Councils have been held liable for the inspections, but those responsible for issuing accreditation certificates for materials or methods that were relied upon by competent professionals but were subsequently found to be in adequate, have so far escaped opprobrium. So too have the manufacturers who issued those details that were relied upon, and the materials that failed.

Most of those builders, designers and developers were not corner-cutting; they were competent professionals who relied upon details that were issued by manufacturers who haven't stood behind them; on accredited methods and materials that the accreditation agency has now washed its hands of; on materials that the standards authority now wishes it hadn't allowed (but did) ... and in the end the ones who are paying are not those suppliers, agencies or authorities, but those builders and designers, and the council inspectors who for the most part did as much as they were able to at the time.

Anonymous said...

Denmt said "but at the end of the day, the truth is certain people will always attempt to build housing cheaper, cut any corners they can get away with, and do it faster in order to maximise profit"

Yes builders have and always did build like this.

The only change was in the building act which was controlled by BIA.

On a funnier note.
Was playing golf in a trades day. One hole was sponsored by James Hardie. Good looking girl looking after the display at the hole introduces herself and asks "do we know anything about James Hardie and Villa board" they were demonstrating. Builder who I was with responds with "Yeah I know about James Hardie. Your the company that sold Asbestos Fibre Cement board killing people, but walked away from responsibility.
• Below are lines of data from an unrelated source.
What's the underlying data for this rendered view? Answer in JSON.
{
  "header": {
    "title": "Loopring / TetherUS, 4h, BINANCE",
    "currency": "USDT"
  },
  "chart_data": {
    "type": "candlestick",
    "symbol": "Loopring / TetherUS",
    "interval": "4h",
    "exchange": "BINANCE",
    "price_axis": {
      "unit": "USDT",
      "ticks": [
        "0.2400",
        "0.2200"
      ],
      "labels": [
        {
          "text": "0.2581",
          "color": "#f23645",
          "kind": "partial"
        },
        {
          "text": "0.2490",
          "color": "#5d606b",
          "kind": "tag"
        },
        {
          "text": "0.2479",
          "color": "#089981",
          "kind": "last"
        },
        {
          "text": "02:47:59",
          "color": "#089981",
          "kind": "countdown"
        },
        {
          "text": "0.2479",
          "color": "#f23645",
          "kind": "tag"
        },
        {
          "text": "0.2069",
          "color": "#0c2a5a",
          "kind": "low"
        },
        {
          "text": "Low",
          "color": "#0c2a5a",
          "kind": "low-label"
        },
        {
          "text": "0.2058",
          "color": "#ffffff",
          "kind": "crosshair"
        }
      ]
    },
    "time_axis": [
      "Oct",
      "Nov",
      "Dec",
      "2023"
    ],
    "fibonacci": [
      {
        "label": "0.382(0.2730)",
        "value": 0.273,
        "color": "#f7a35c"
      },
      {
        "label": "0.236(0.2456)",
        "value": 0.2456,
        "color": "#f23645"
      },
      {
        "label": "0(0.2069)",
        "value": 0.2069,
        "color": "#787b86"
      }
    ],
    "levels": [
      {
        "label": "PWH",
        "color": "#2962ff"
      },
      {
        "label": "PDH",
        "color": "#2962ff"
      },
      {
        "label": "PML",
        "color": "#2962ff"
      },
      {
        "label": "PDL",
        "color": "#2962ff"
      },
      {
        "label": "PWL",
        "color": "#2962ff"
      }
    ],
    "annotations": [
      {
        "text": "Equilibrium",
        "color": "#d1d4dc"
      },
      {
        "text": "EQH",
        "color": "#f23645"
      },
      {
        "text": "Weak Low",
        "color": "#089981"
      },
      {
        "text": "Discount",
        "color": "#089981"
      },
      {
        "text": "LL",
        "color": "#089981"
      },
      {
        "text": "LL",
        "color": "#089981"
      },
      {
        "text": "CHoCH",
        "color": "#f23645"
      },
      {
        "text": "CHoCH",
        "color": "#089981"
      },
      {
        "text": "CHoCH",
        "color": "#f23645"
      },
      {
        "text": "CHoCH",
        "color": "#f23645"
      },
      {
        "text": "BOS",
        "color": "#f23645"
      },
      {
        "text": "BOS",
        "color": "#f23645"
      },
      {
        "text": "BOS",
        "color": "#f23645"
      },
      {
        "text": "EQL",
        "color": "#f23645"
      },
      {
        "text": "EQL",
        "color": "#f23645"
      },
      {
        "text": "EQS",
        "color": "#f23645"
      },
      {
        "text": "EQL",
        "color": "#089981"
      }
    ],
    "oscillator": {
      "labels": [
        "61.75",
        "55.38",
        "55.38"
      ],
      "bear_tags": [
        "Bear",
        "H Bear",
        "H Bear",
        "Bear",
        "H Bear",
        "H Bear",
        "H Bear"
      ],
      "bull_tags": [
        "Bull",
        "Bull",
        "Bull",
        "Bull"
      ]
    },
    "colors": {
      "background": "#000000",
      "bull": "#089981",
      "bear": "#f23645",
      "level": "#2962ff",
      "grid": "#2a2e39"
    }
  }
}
Your the company that sold exterior cladding for homes that leaks, but walked away from. Yeah I know about your company" The girl didn't have much more to say after that

Anonymous said...

I didn't mean for my comment to come off as a subtle ad for registered architects - I was using 'architect' as a catch-all for 'diligent designer'. As you well know, there are plenty of non-architects who fall into this category.

My direct knowledge of leaky-building jobs thus far is largely restricted to low-end cases such as I mentioned, and I have yet to hear of a job whereby diligent design was done, sound building practice used, and TA inspections carried out without a hitch. In that scenario one could well surmise that something was awry with the materials, or the building practice.

But the truth is that the one constant across so many 'Leaky Buildings'(TM) has been EIFS systems and the number of offices who now iwll not touch them is staggering. One can say that BRANZ in particular may have been too swift to certify some of them, and BIA guidelines as to their use may have allowed too many loopholes for quick-and-dirty approaches to construction, but the reality is that the system is easy to detail wrong and build wrong. And this is what happened in a number of the jobs I have knowledge of.

As for your point that:

** all buyers relied in the main on council consents as a reliable indicator of fitness -- not something one would do when buying a car, for example.

...I fail to see how ordinary folks can be expected to have the requisite knowledge to assess detail sheets for possible problem areas. And the suggestion that they should pay third-party private organisations for plan-checks just for peace of mind takes the onus off designers to properly do their job. And ADMINISTER THE CONTRACT. Architects/designers who don't carry out site supervision are asking for their work to be undone. It needs to be carefully explained to clients that this isn't just another way of extracting dosh out of them.

As a final note, I would have thought that with your advocacy of the use of common-law principles, that passing the buck all the way down the line to BIA/BRANZ would feel mighty sketchy... And saying 'well, they wouldn't exist in a libertarian paradigm' doesn't really cut it!